Мы пошли дальше, немного притомившись, потому что солнце пекло вовсю и тучи уже не закрывали его. Мы пели «Британский гренадер» и «Тело Джона Брауна» — под него идти намного легче. Мы как раз запели «Топ, топ, топ, вот идут ребята», но тут Денни встал как вкопанный. Он поджал одну ногу, потом опустил ее и поджал другую, и вдруг прижал обе руки к глазам, весь сморщился и опустился на землю.
Он опустил руки и мы увидели, что он ревет. Сэр Освальд не станет приводить здесь свое мнение о людях, способных плакать по любому поводу.
«В ЧЕМ ДЕЛО?!» — заорали мы, а Дора и Дэйзи подскочили к нему и принялись гладить его и похлопывать, только бы бедняжка Денни рассказал им, что с ним случилось. Он сказал, все в порядке и пусть все идут дальше, а его заберут на обратной дороге.
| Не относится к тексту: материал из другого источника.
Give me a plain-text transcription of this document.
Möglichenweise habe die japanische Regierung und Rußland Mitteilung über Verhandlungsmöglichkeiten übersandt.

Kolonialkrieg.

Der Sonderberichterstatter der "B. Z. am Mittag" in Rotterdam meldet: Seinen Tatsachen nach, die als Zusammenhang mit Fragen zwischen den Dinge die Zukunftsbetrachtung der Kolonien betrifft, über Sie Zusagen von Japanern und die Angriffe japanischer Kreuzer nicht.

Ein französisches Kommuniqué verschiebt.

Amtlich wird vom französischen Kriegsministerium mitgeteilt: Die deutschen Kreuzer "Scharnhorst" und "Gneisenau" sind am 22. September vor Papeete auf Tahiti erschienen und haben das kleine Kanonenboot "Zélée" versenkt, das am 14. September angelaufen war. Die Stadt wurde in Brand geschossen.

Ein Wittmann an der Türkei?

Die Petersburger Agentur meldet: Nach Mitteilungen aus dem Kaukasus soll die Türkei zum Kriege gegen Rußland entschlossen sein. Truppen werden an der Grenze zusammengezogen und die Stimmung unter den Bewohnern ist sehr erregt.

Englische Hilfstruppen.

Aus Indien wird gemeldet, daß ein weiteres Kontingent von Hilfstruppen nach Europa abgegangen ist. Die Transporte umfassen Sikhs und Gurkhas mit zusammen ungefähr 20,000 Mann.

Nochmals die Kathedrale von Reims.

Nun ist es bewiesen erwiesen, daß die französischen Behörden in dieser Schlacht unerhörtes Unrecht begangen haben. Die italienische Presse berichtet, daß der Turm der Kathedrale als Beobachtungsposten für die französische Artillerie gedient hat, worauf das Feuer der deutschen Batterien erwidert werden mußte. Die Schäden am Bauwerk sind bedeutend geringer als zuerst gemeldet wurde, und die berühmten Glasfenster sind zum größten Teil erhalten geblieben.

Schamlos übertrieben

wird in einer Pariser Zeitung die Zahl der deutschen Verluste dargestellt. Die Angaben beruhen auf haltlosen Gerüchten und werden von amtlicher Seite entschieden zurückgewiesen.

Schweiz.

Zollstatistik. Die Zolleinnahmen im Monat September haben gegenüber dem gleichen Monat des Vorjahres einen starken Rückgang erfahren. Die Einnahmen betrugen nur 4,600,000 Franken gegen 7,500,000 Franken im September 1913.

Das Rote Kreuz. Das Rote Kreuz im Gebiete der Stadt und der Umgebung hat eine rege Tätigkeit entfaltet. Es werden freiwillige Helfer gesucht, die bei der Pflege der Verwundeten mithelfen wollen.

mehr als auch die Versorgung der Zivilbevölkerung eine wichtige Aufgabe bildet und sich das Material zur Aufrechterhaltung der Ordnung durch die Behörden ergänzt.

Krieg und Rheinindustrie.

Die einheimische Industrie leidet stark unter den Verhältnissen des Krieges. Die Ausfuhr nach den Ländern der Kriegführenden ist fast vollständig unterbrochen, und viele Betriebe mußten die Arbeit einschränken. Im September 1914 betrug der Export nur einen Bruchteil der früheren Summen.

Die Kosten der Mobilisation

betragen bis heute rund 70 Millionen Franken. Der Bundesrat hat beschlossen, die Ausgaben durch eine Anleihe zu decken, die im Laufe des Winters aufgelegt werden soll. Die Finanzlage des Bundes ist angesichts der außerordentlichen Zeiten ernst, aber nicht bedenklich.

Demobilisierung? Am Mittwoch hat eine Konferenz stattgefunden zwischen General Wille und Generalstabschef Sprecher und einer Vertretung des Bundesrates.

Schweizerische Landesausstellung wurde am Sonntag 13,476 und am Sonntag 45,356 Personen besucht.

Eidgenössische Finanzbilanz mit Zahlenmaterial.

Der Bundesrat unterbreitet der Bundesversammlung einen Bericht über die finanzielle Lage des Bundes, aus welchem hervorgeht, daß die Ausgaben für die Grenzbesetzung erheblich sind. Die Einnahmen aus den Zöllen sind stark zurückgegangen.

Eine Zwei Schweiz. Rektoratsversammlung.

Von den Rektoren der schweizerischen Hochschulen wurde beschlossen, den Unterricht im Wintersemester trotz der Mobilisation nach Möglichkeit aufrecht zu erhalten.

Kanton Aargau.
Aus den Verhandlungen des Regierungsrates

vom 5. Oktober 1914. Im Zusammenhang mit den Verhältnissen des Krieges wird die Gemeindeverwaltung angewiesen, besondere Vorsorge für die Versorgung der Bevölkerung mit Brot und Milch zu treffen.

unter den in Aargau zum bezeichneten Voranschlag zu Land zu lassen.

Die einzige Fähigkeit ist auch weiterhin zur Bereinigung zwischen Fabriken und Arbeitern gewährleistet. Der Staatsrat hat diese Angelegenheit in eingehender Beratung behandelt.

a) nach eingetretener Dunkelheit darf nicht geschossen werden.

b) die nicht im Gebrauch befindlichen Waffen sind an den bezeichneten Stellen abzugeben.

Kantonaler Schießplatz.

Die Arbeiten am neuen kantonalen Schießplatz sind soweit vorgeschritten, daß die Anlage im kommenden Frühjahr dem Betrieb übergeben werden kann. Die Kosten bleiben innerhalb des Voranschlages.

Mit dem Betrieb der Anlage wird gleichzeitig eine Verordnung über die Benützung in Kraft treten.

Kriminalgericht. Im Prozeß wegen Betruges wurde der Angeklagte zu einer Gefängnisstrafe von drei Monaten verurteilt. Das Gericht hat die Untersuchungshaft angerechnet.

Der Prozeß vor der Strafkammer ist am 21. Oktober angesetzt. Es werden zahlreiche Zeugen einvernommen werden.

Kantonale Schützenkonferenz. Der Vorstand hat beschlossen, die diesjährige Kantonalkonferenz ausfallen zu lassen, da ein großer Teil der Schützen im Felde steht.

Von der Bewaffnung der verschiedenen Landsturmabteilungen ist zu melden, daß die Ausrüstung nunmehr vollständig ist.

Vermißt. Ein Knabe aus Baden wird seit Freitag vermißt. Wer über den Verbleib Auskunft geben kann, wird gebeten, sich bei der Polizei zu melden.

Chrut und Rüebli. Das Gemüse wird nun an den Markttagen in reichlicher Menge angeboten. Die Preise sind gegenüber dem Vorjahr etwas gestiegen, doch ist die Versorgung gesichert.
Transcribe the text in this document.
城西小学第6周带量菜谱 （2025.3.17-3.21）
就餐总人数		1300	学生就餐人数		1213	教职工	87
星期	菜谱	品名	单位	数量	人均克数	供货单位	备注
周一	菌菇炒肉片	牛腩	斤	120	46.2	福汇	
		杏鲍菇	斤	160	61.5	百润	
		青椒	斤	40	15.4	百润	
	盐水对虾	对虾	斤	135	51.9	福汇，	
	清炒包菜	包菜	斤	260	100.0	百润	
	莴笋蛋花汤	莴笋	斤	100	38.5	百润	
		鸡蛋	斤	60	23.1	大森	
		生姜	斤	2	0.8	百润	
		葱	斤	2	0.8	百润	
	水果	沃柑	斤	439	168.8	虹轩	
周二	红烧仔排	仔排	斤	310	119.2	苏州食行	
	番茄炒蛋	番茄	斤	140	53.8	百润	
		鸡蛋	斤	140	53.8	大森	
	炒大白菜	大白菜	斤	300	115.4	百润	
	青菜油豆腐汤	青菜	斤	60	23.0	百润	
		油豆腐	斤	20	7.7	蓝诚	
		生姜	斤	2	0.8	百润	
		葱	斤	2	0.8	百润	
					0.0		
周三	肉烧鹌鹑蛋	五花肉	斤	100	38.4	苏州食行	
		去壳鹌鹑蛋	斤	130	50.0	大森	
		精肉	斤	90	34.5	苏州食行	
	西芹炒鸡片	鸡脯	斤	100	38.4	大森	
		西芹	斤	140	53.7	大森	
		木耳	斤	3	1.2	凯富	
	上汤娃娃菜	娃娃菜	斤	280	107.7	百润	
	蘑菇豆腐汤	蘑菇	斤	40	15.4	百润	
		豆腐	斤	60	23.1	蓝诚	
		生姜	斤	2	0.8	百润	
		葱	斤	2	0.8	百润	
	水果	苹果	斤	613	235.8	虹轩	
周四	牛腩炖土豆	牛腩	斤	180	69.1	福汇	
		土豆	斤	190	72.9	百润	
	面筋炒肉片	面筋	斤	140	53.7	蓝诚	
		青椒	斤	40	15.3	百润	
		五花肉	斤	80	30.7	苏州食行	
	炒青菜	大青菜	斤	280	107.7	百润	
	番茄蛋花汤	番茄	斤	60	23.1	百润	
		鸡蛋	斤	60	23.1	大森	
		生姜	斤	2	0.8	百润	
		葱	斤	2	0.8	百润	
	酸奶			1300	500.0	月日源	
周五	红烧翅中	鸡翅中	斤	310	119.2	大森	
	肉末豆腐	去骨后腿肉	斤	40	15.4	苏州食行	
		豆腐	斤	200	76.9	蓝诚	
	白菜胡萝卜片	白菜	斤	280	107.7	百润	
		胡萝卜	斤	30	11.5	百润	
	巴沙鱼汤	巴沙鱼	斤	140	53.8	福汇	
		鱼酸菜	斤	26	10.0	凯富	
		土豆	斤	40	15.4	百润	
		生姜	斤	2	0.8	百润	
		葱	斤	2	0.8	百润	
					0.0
Освальд подумал, что у Денни мог разболеться живот, и он не хочет признаваться в этом перед всеми, поэтому велел всем идти дальше, а сам остался с ним и сказал:
«Хватит валять дурака, Денни. Живот болит, что ли?»
Денни перестал плакать и сказал: «Нет!», — да так громко, как будто это я был в чем-нибудь виноват.
«Ладно», — сказал ему Освальд, — «ты сам знаешь, что портишь нам всю игру. Выкладывай, в чем дело?!»
«А ты никому не скажешь?»
«Конечно, если ты против», — мягко сказал ему Освальд.
«Это мои башмаки».
«Снимай их».
«Смеяться не будешь?»
«Нет!» — заорал Освальд еще громче, чем раньше орал Дантист, и все оглянулись посмотреть, что происходит, но Освальд подал им знак, чтобы они продолжали идти, а сам, нагнувшись, начал смиренно и бережно развязывать сандалии на ногах своего изнуренного спутника. Денни и не подумал мне помочь, а только ревел.
Освальд снял правый башмак — и страшная тайна открылась ему…
«Ну, знаешь ли!» — в справедливом негодовании воскликнул Освальд.
Денни зарыдал — потом он говорил, что не рыдал, а просто плакал, но если Освальд уже и в реве ничего не понимает, я лучше не буду писать эту книжку.
Когда Освальд снял с Денни ботинок, он бросил его на землю и слегка наподдал ногой. Из ботинка высыпались и покатились по земле горошины — целая куча.